Abstract

Background: Conventional MRI fails to detect regions of glioblastoma cell infiltration beyond the contrast-enhanced T1 solid tumor region, with infiltrating tumor cells often migrating along host blood vessels. Purpose: MRI is capable of generating a range of image contrasts which are commonly assessed individually by qualitative visual inspection. It has long been hypothesized that better diagnoses could be achieved by combining these multiple images, so called multi-parametric or multi-spectral MRI. However, the lack of clinical histology and the difficulties of co-registration, has meant this hypothesis has never been rigorously tested. Here we test this hypothesis, using a previously published multi-dimensional dataset consisting of registered MR images and histology. Study type: Animal Model. Subjects: Mice bearing orthotopic glioblastoma xenografts generated from a patient-derived glioblastoma cell line. Field strength/sequences: 7 Tesla, T1/T2 weighted, T2 mapping, contrast enhance T1, diffusion-weighted, diffusion tensor imaging. Assessment: Immunohistochemistry sections were stained for Human Leukocyte Antigen (probing human-derived tumor cells).

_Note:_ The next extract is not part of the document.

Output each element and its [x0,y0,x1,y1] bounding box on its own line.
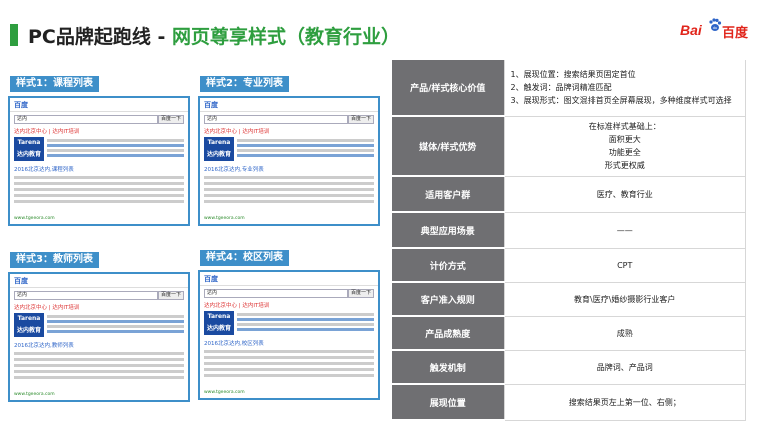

To achieve quantitative MRI-tissue comparison, multiple histological slices cut in the MRI plane were stacked to produce tumor cell density maps acting as ‘ground truth’. Statistical tests: Sensitivity, specificity, accuracy and Dice similarity indices were calculated. ANOVA, t-test, Bonferroni correction and Pearson coefficients were used for statistical analysis. Results: Correlation coefficient analysis with co-registered 'ground truth' histology showed interactive regression maps had higher correlation coefficients and sensitivity values than T2W, ADC, FA, and T2map. Further, the interaction regression maps showed statistical improved detection of tumor volume. Data conclusion: Voxel-by-voxel analysis provided quantitative evidence confirming the hypothesis that mpMRI can, potentially, better distinguish between the tumor region and normal tissue.